Cecília era o nome de uma lagarta feia, desajeitada e desbotada que morava em um jardim florido de uma casa lá do alto da serra.
Ainda que não admitisse a si
mesma, Cecília não se achava parte daquele jardim. É que tudo ali parecia ser
tão perfeito, bonito, colorido e Cecília era aquilo: Um tanto “sem graça”, como
diziam as outras lagartas.
A dona do jardim cuidava de
suas rosas, antúrios, margaridas e copos de leite com tanta dedicação que
emocionava Cecília.
Embora não fosse flores,
Cecília se sentia cuidada como elas e isso lhe fazia bem.
Ter importância para alguém
e ser única era a grande magia que unia Cecília, o jardim, e a dona.
Certo dia, em uma manhã
ensolarada, como de costume, a dona do jardim regava e podava suas plantas,
trazendo consigo aquele carinho e dedicação já conhecidos das flores.
Cecília aproximou-se de um
cravo amarelo, elegante, que tinha um certo ar arrogante,o qual vinha, talvez,
do alto de sua beleza.
- Muito bonito o carinho que
ela tem por nós, não acha?
-Por nós? Debochou o cravo.
Por nós flores você quer dizer. Você não passa de uma lagarta nojenta,
certamente ela não tem carinho nenhum por você!
Pela primeira vez Cecília se
deu conta de como era vista naquele jardim: Uma lagarta nojenta. Saiu, se foi...

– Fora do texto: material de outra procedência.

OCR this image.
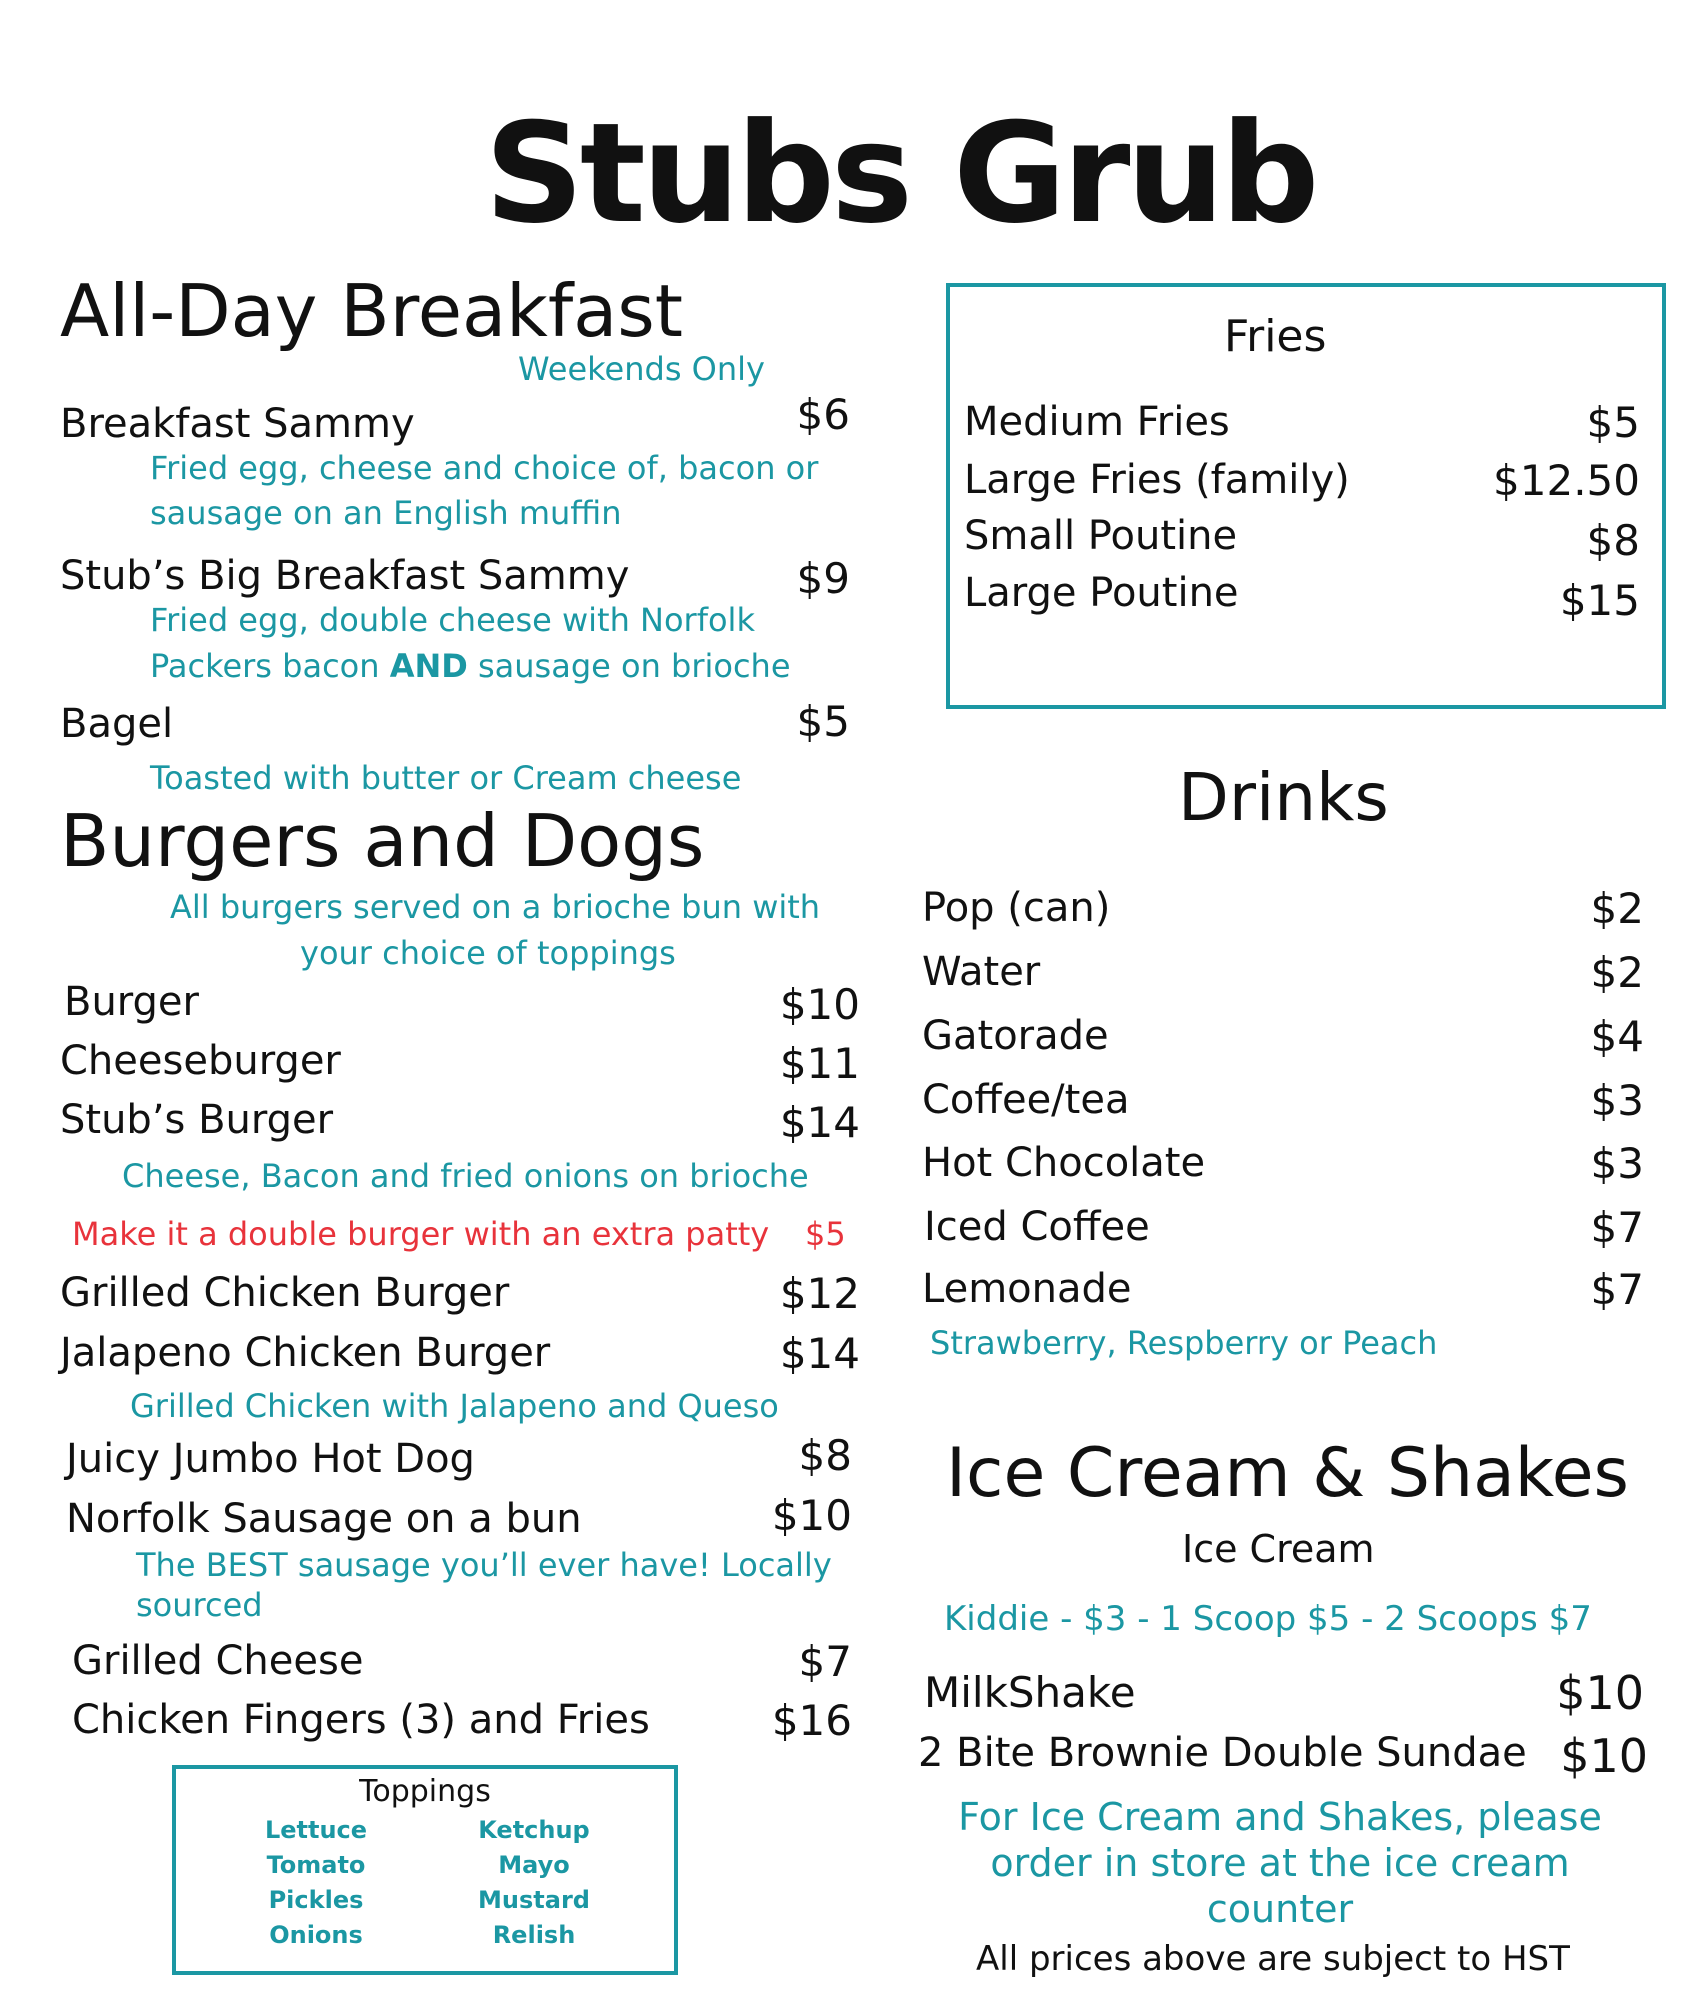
Stubs Grub
All-Day Breakfast
Weekends Only
Breakfast Sammy	$6
Fried egg, cheese and choice of, bacon or
sausage on an English muffin
Stub’s Big Breakfast Sammy	$9
Fried egg, double cheese with Norfolk
Packers bacon AND sausage on brioche
Bagel	$5
Toasted with butter or Cream cheese
Burgers and Dogs
All burgers served on a brioche bun with
your choice of toppings
Burger	$10
Cheeseburger	$11
Stub’s Burger	$14
Cheese, Bacon and fried onions on brioche
Make it a double burger with an extra patty $5
Grilled Chicken Burger	$12
Jalapeno Chicken Burger	$14
Grilled Chicken with Jalapeno and Queso
Juicy Jumbo Hot Dog	$8
Norfolk Sausage on a bun	$10
The BEST sausage you’ll ever have! Locally
sourced
Grilled Cheese	$7
Chicken Fingers (3) and Fries	$16
Toppings
Lettuce
Tomato
Pickles
Onions
Ketchup
Mayo
Mustard
Relish
Fries
Medium Fries	$5
Large Fries (family)	$12.50
Small Poutine	$8
Large Poutine	$15
Drinks
Pop (can)	$2
Water	$2
Gatorade	$4
Coffee/tea	$3
Hot Chocolate	$3
Iced Coffee	$7
Lemonade	$7
Strawberry, Respberry or Peach
Ice Cream & Shakes
Ice Cream
Kiddie - $3 - 1 Scoop $5 - 2 Scoops $7
MilkShake	$10
2 Bite Brownie Double Sundae $10
For Ice Cream and Shakes, please
order in store at the ice cream
counter
All prices above are subject to HST
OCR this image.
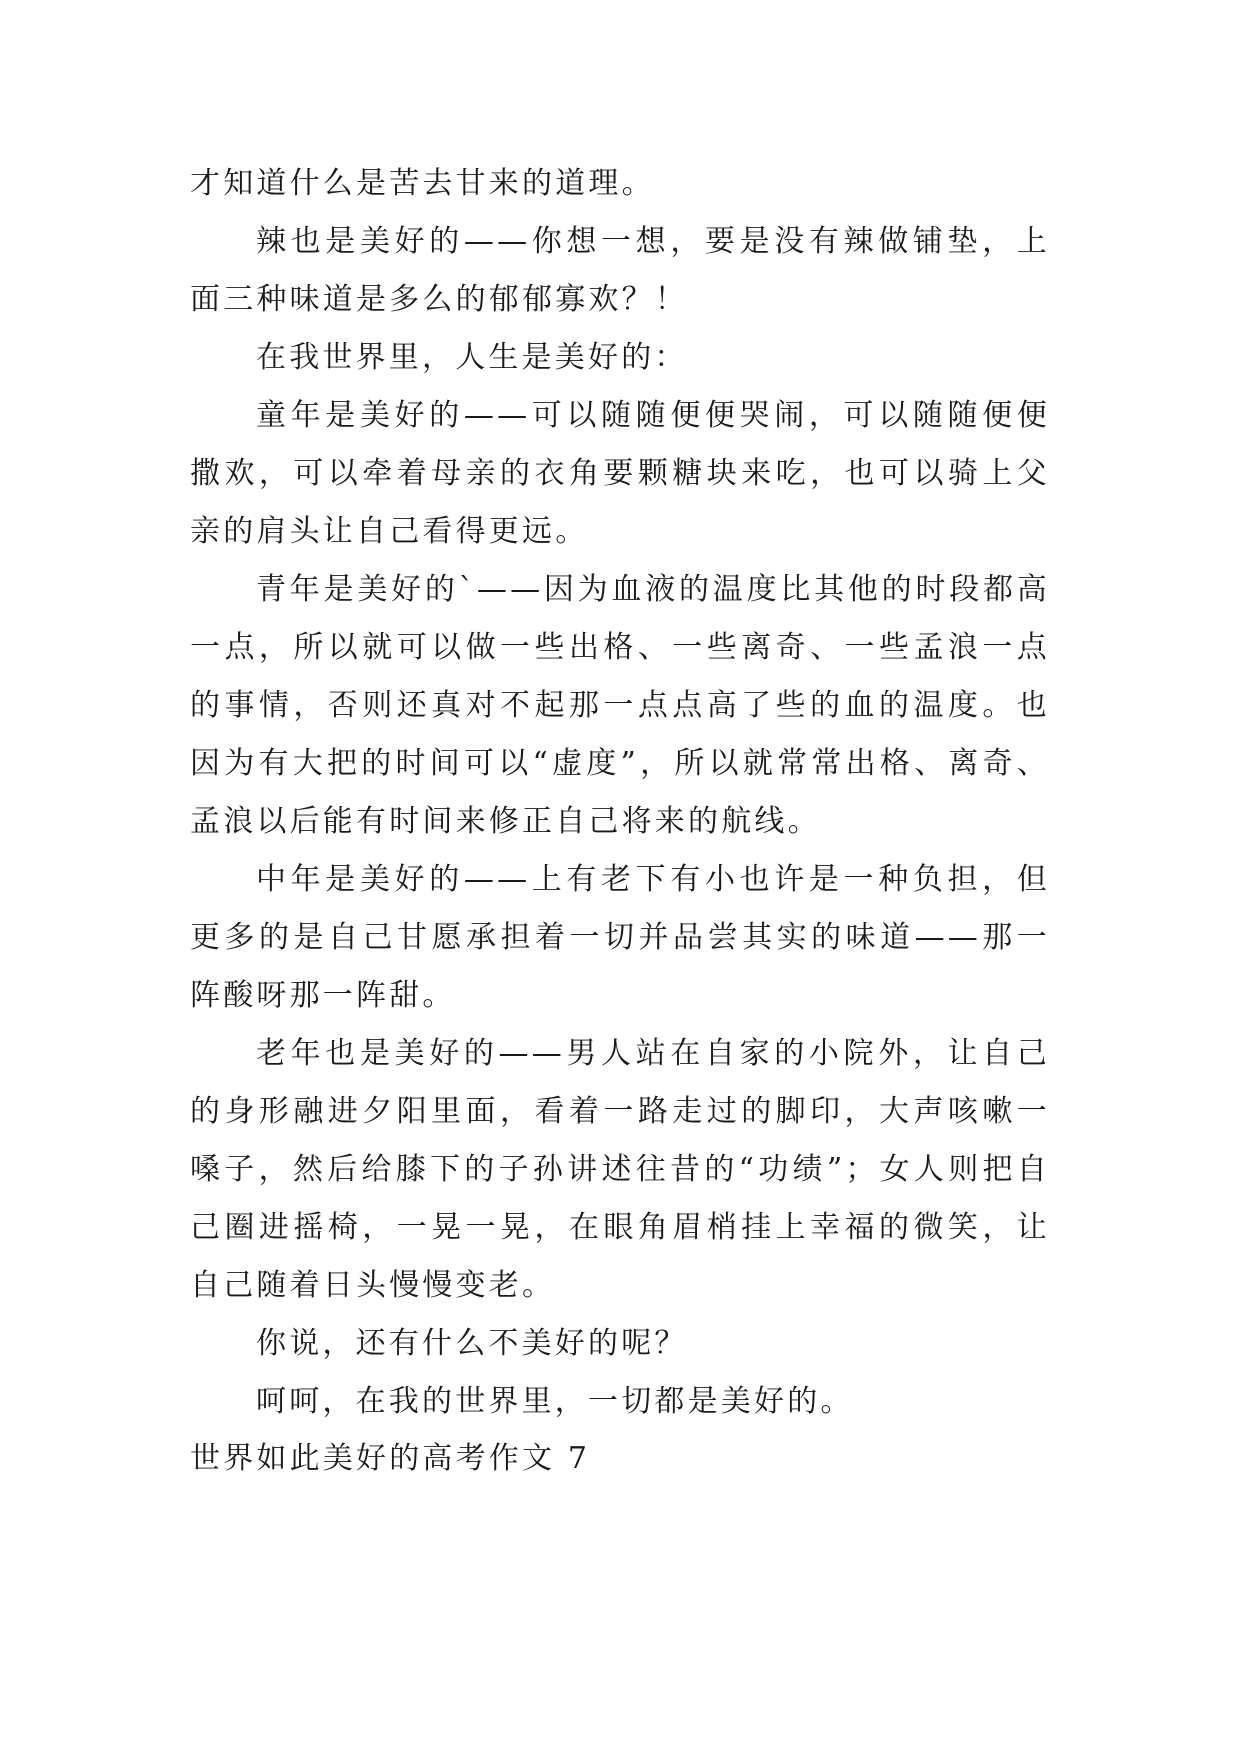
才知道什么是苦去甘来的道理。

辣也是美好的——你想一想，要是没有辣做铺垫，上面三种味道是多么的郁郁寡欢？！

在我世界里，人生是美好的：

童年是美好的——可以随随便便哭闹，可以随随便便撒欢，可以牵着母亲的衣角要颗糖块来吃，也可以骑上父亲的肩头让自己看得更远。

青年是美好的`——因为血液的温度比其他的时段都高一点，所以就可以做一些出格、一些离奇、一些孟浪一点的事情，否则还真对不起那一点点高了些的血的温度。也因为有大把的时间可以“虚度”，所以就常常出格、离奇、孟浪以后能有时间来修正自己将来的航线。

中年是美好的——上有老下有小也许是一种负担，但更多的是自己甘愿承担着一切并品尝其实的味道——那一阵酸呀那一阵甜。

老年也是美好的——男人站在自家的小院外，让自己的身形融进夕阳里面，看着一路走过的脚印，大声咳嗽一嗓子，然后给膝下的子孙讲述往昔的“功绩”；女人则把自己圈进摇椅，一晃一晃，在眼角眉梢挂上幸福的微笑，让自己随着日头慢慢变老。

你说，还有什么不美好的呢？

呵呵，在我的世界里，一切都是美好的。

世界如此美好的高考作文 7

Poucos dias depois houve um
reboliço no jardim, alguém deu a notícia de que a dona do jardim havia
falecido.
Quanta tristeza entre as
rosas, antúrios e margaridas. Quem iria cativá-los e cuidá-los agora?
Cecília não se conteve de
dor e a sua dor era só dela, pessoal, intransferível, misturava-se nas
entranhas de forma tão intensa, profunda e íntima, que, embora dor, Cecília não
queria de forma nenhuma dividi-la com ninguém. E foi aí que a tal dor pessoal
foi capaz de transformar Cecília em uma borboleta linda, colorida e brilhante.
É que certos sofrimentos são
capazes de causar metamorfoses interiores tão intensas a ponto de o ser não mais
se reconhecer no que era, mas só se enxergar naquilo que se transformou em razão
da sua dor.
Por ironia do destino foram
colhidas as últimas flores daquele jardim e os cravos foram os escolhidos para
compor a coroa fúnebre de flores.
Pobre cravo, pensou Cecília,
não sabia que o tempo, e somente ele, é capaz de tirar a importância das repostas
e revelar a magnitude das perguntas.
É que agora, linda,
compreendeu que mesmo invisível aos olhos sua ligação com o jardim sempre
esteve ali dentro dela, e isso é que a fazia se sentir parte do todo.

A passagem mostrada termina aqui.